We are still waiting for a decision in Medellin v. Texas, argued October 10. (Briefs are here; argument transcript here.) This is the case on the Vienna Convention on Consular Relations and the International Court of Justice decision on the cases of 50+ Mexican nationals on death row in the United States.
The Court picked some low-hanging fruit today. In New York State Bd. of Elections v. Lopez Torres, the Court answered the question of whether the federal constitution requires primaries in state judicial elections. (Answer, without dissent: of course not.) The opinion is by Justice Scalia, and the case was argued October 3. There is also an eyes-glaze-over tax case, Knight v. Commissioner. This is a unanimous opinion by Chief Justice Roberts in a case argued a mere 7 weeks ago.

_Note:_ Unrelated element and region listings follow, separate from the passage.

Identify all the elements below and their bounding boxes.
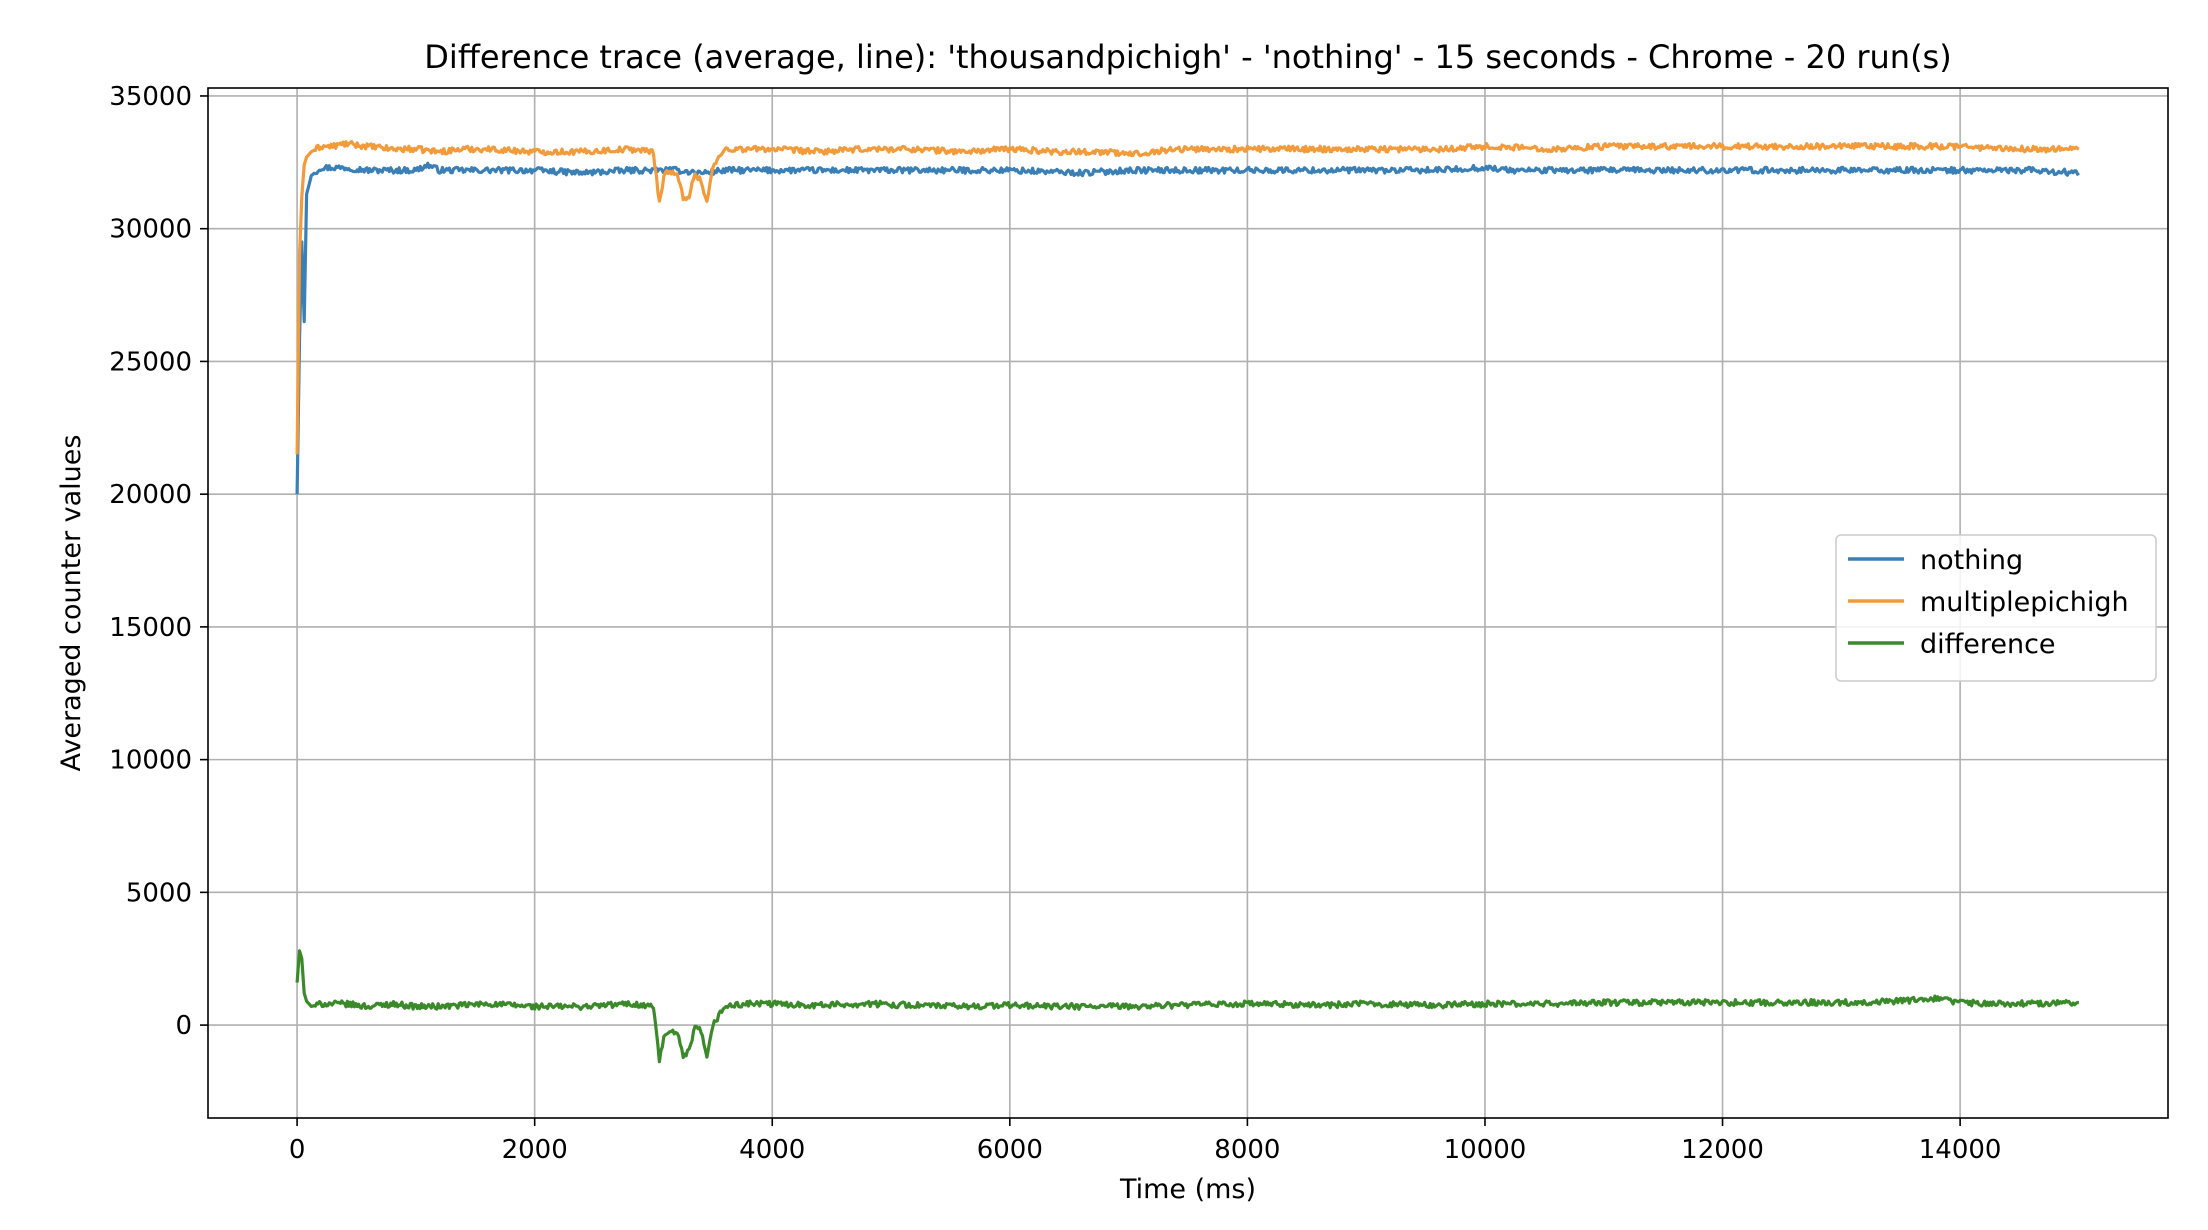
y-tick-label: 5000 bbox=[126, 878, 192, 908]
x-tick-label: 2000 bbox=[502, 1135, 568, 1165]
x-tick-label: 6000 bbox=[977, 1135, 1043, 1165]
legend-label-nothing: nothing bbox=[1920, 545, 2023, 576]
legend-label-multiplepichigh: multiplepichigh bbox=[1920, 587, 2129, 618]
plot-frame bbox=[207, 87, 2169, 1119]
series-line-difference bbox=[295, 949, 2080, 1064]
x-axis-label: Time (ms) bbox=[1119, 1174, 1256, 1205]
x-tick-label: 12000 bbox=[1681, 1135, 1764, 1165]
legend: nothing multiplepichigh difference bbox=[1835, 534, 2157, 682]
legend-box bbox=[1835, 534, 2157, 682]
x-tick-label: 0 bbox=[289, 1135, 306, 1165]
y-tick-label: 30000 bbox=[109, 215, 192, 245]
x-tick-label: 10000 bbox=[1444, 1135, 1527, 1165]
legend-label-difference: difference bbox=[1920, 629, 2056, 660]
x-tick-label: 4000 bbox=[739, 1135, 805, 1165]
y-tick-label: 10000 bbox=[109, 746, 192, 776]
y-tick-label: 0 bbox=[175, 1011, 192, 1041]
y-tick-label: 25000 bbox=[109, 347, 192, 377]
y-tick-label: 20000 bbox=[109, 480, 192, 510]
series-line-multiplepichigh bbox=[295, 140, 2080, 455]
x-tick-label: 14000 bbox=[1919, 1135, 2002, 1165]
x-tick-label: 8000 bbox=[1214, 1135, 1280, 1165]
axis-ticks: 0 2000 4000 6000 8000 10000 12000 14000 0 5000 100… bbox=[109, 82, 2001, 1165]
chart-title: Difference trace (average, line): 'thous… bbox=[424, 38, 1951, 76]
y-tick-label: 15000 bbox=[109, 613, 192, 643]
series-lines bbox=[295, 140, 2080, 1064]
grid-lines bbox=[208, 88, 2168, 1118]
series-line-nothing bbox=[295, 161, 2080, 495]
y-axis-label: Averaged counter values bbox=[56, 435, 87, 772]
y-tick-label: 35000 bbox=[109, 82, 192, 112]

At this point, we can start playing the SCOTUS-watchers' favorite parlor game, guessing the outcome of the remaining October cases by guessing which justice they are assigned to. There were nine cases on the initial calendar, but one of them was one-lined per curiam when Justice Kennedy was recused and the others split 4-4. Opinions from that session have been written by Stevens (Gall), Souter (Watson), Ginsburg (Kimbrough), Kennedy (Stoneridge), and Scalia (today's New York case). Assuming the opinions are spread among the justices, as they generally are, this leaves four justices (Roberts, Thomas, Breyer, and Alito) and three cases. In addition to Medellin, there is Washington State Grange, on that state's primary election law, and United States v. Santos, on money laundering.
I expect that Roberts, Thomas, and Alito will all vote for the State in this case. If so, Medellin would win only if Breyer is writing the opinion, and he would be doing that only if Stevens assigned it to him. I'm inclined to think that Stevens would have kept a blockbuster case on presidential power and international court relations for himself if he were making the assignment, but that is admittedly just speculation at this point. Stayed tuned.